Funding will be channeled into facilities across the country. As well as in Dar-es-Salaam and the nearby town of Bagamoyo on the eastern coast, opportunities will be offered in the northern regions of Kagera and Mwanza, and Njombe and Morogoro in the south.
Proposed investments in beef, dairy, poultry, aquaculture
As well as the infrastructure and educational aspects of this project, the funding raised will also go into the construction of large-scale and modern production and processing facilities.
Among the other projects are production of beef, milk and fish, as well as feed mills.
To IPP Media, Postelnik outlined plans for a cattle farm raising 2,500 head for beef. A modern slaughterhouse will process the meat, and clean hides for the beef herd and other farmers in the country. Automatic milking as well as processing and pasteurization plants will support a 1,500-cow dairy herd.

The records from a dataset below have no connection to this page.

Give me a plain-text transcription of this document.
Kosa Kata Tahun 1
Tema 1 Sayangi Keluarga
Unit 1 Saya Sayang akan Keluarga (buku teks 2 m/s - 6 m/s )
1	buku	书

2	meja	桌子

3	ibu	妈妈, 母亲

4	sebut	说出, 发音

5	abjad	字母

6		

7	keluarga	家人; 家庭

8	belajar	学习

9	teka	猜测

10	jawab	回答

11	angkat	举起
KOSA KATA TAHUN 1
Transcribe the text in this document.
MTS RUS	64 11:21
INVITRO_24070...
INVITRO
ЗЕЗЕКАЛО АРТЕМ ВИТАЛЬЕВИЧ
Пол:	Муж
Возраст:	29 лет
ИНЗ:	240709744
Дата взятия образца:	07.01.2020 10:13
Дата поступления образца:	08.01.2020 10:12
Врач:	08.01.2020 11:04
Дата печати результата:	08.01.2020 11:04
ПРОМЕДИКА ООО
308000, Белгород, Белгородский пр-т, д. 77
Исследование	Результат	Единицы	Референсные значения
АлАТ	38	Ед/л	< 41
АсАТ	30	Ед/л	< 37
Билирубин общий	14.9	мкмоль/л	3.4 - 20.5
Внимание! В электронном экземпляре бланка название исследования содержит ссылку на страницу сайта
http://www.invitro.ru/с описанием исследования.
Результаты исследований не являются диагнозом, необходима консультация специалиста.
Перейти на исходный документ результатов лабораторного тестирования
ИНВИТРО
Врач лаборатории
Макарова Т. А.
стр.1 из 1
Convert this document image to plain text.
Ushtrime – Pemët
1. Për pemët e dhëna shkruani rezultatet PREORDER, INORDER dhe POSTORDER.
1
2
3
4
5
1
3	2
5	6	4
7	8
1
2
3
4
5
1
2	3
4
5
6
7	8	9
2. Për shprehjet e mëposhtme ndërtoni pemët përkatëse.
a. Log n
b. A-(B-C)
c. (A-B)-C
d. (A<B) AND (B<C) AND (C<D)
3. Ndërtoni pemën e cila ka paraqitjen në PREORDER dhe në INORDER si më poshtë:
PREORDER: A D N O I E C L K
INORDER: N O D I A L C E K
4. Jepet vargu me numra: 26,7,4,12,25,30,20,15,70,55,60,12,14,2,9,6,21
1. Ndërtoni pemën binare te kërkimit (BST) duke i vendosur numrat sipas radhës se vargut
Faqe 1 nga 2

Investments will also be made in poultry farming. Planned are a broiler farm producing 26,000 metric tons (mt) of chickens per year, and layer units with total annual output of 60 million eggs. Linked to these are a hatchery to supply chicks for meat and egg production.
Last but not least, the company plans to set up a tilapia farm. From ponds and lake cages, output is foreseen of around 10,000 mt each year. A hatchery will raise fingerlings for the farm, and a processing facility will produce frozen fillets and other fish products for the domestic market, and for export.
More on AIE Holding
According to the firm’s website, Aie Holding was founded in Tanzania by Avi Postelnik in 2020. Its stated primary goal is to implement an environment-oriented agro-industrial and education project in Tanzania. Projects are planned in West African as well as other East African countries.
Other related operations set up by Postelnik include the Smart Holding Co. Based in Bucharest, Romania, this aims to establish construction and agricultural projects that feature environmental conservation. Also mentioned are interests in real estate in Romania and Hungary.
Food security in Tanzania
Generally, the food supply situation in the East African state is secure, according to the latest update from the United Nations’ Food and Agriculture Organization (FAO).
In April, flooding after a tropical cyclone caused widespread damage to crops across several regions of the country. However, second grain harvests have been above average.
As a result, local supplies of corn are described as “adequate,” and prices are relatively low.
More than 250,000 refugees, mainly from Burundi and the Democratic Republic of Congo, were registered in Tanzania as of June 2021. Unable to work, they are almost totally reliant on humanitarian food aid, according to the FAO.
As well as being a staple food in Tanzania, around 70% of poultry feeds produced on the country’s farms are based on corn — together with protein concentrate — reported the U.S. Department of Agriculture’s Foreign Agricultural Service (FAS) earlier this year. FAS forecasts further growth in poultry output, amounting to 2% next year.